6. ARCHIVING. If there is no further immediate need for the image and related files, they are transferred from on-line storage to durable, inexpensive and carefully cataloged off-line media such as CD-ROM discs. This ensures future availability of the archived files and permits the system's on-line storage capacity to be recycled.

Digital Images

Because most computer monitors and printers are unable to produce smooth lines, they approximate them by drawing tiny squares of color called pixels (Picture ELements) of the smallest size feasible. This means that every digital image you are likely to encounter will be composed of pixels. A computer monitor might be able to draw 75 of these dots per inch (DPI) on its screen, while a standard B&W laser printer might manage 300 or 600 DPI on paper.

Bitmaps

Many images are simple arrays of pixels. This icon from Netscape® consists of 1024 pixels in a 32 by 32 matrix.
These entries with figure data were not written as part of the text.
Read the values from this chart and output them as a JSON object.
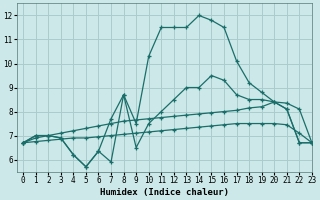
{
  "xlabel": "Humidex (Indice chaleur)",
  "background_color": "#cce8e8",
  "grid_color": "#aacccc",
  "line_color": "#1a6e6a",
  "xlim": [
    -0.5,
    23
  ],
  "ylim": [
    5.5,
    12.5
  ],
  "xticks": [
    0,
    1,
    2,
    3,
    4,
    5,
    6,
    7,
    8,
    9,
    10,
    11,
    12,
    13,
    14,
    15,
    16,
    17,
    18,
    19,
    20,
    21,
    22,
    23
  ],
  "yticks": [
    6,
    7,
    8,
    9,
    10,
    11,
    12
  ],
  "line_peak_x": [
    0,
    1,
    2,
    3,
    4,
    5,
    6,
    7,
    8,
    9,
    10,
    11,
    12,
    13,
    14,
    15,
    16,
    17,
    18,
    19,
    20,
    21,
    22,
    23
  ],
  "line_peak_y": [
    6.7,
    7.0,
    7.0,
    6.9,
    6.2,
    5.7,
    6.35,
    7.7,
    8.7,
    7.5,
    10.3,
    11.5,
    11.5,
    11.5,
    12.0,
    11.8,
    11.5,
    10.1,
    9.2,
    8.8,
    8.4,
    8.1,
    6.7,
    6.7
  ],
  "line_spike_x": [
    0,
    1,
    2,
    3,
    4,
    5,
    6,
    7,
    8,
    9,
    10,
    11,
    12,
    13,
    14,
    15,
    16,
    17,
    18,
    19,
    20,
    21,
    22,
    23
  ],
  "line_spike_y": [
    6.7,
    7.0,
    7.0,
    6.9,
    6.2,
    5.7,
    6.35,
    5.9,
    8.7,
    6.5,
    7.5,
    8.0,
    8.5,
    9.0,
    9.0,
    9.5,
    9.3,
    8.7,
    8.5,
    8.5,
    8.4,
    8.1,
    6.7,
    6.7
  ],
  "line_upper_x": [
    0,
    1,
    2,
    3,
    4,
    5,
    6,
    7,
    8,
    9,
    10,
    11,
    12,
    13,
    14,
    15,
    16,
    17,
    18,
    19,
    20,
    21,
    22,
    23
  ],
  "line_upper_y": [
    6.7,
    6.9,
    7.0,
    7.1,
    7.2,
    7.3,
    7.4,
    7.5,
    7.6,
    7.65,
    7.7,
    7.75,
    7.8,
    7.85,
    7.9,
    7.95,
    8.0,
    8.05,
    8.15,
    8.2,
    8.4,
    8.35,
    8.1,
    6.7
  ],
  "line_lower_x": [
    0,
    1,
    2,
    3,
    4,
    5,
    6,
    7,
    8,
    9,
    10,
    11,
    12,
    13,
    14,
    15,
    16,
    17,
    18,
    19,
    20,
    21,
    22,
    23
  ],
  "line_lower_y": [
    6.7,
    6.75,
    6.8,
    6.85,
    6.9,
    6.9,
    6.95,
    7.0,
    7.05,
    7.1,
    7.15,
    7.2,
    7.25,
    7.3,
    7.35,
    7.4,
    7.45,
    7.5,
    7.5,
    7.5,
    7.5,
    7.45,
    7.1,
    6.7
  ]
}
Such an image has an inherent resolution. No matter how big or small the display of this image, it will always contain 1024 pixels. Stretched out over a large enough area, the pixels become conspicuous.

Images such as the Netscape Icon, scanned photographs and frames of digitized video are composed entirely of pixels in a rectangular array, and are referred to as bitmaps. These image are stored as a series of pixel color-values recorded at regular horizontal and vertical intervals. TIFF and GIF are common bitmap types.

Image Resolution

Objects

Even images composed purely of geometrically defined lines and shapes having no inherent resolution can be experienced only through the inevitable mesh of pixels generated by a monitor or printer. Text falls into this category, as well as diagrams created in Deneba Canvas®, Adobe Illustrator® or similar programs. These will be drawn at the output resolution of whatever display device is being used at the moment.

Output Resolution

The display resolution of output devices will always determine the way you interact with your images:

CRT Displays

In Adobe Photoshop®, the relationship between image resolution and screen resolution is explicitly stated in the header of every image window. The legend 1:1, for example, indicates that every pixel in the image file is allocated a single corresponding pixel on the display monitor. Because computer monitors typically generate pixels that are larger than those used to originally capture images, the images as a whole are much larger on the display screen than they are when printed out on a device that generates smaller pixels, such as a laser printer. A legend of 1:2 indicates that Photoshop is displaying the information in the image at one-half of its actual density, while 2:1 would indicate that the image is being displayed at twice its actual density. Obviously, since we are discussing two-dimensional images, a pixel displayed at 2:1 will be represented by four screen pixels. The methods by which programs display images at resolutions of less than 1:1 can be quite complex, and the quality of the displayed images can vary considerably between programs. Because of this, and because of the inevitable elision of image content, critical judgments about such things as sharpness, noise and detail should be made at a display resolution of 1:1, even if this entails evaluating the image in portions.

Hardcopy

With the exception of images destined exclusively for electronic publication, the final product of most digital imaging is hardcopy output. This generally entails using ink, solid toner or light to inscribe an image onto film or paper. Failure to anticipate from the outset the peculiarities of the specific technology which will used to do this, and the circumstances under which the final product will be viewed will greatly complicate the entire process. The following criteria should be considered before the acquisition phase, if possible:

  • What are the content peculiarities of the image file?
  • What is the anticipated medium of the final output?
  • What is the anticipated size of the final output?
  • What is the anticipated resolution of the output device?
  • What are anticipated viewing conditions of the final output?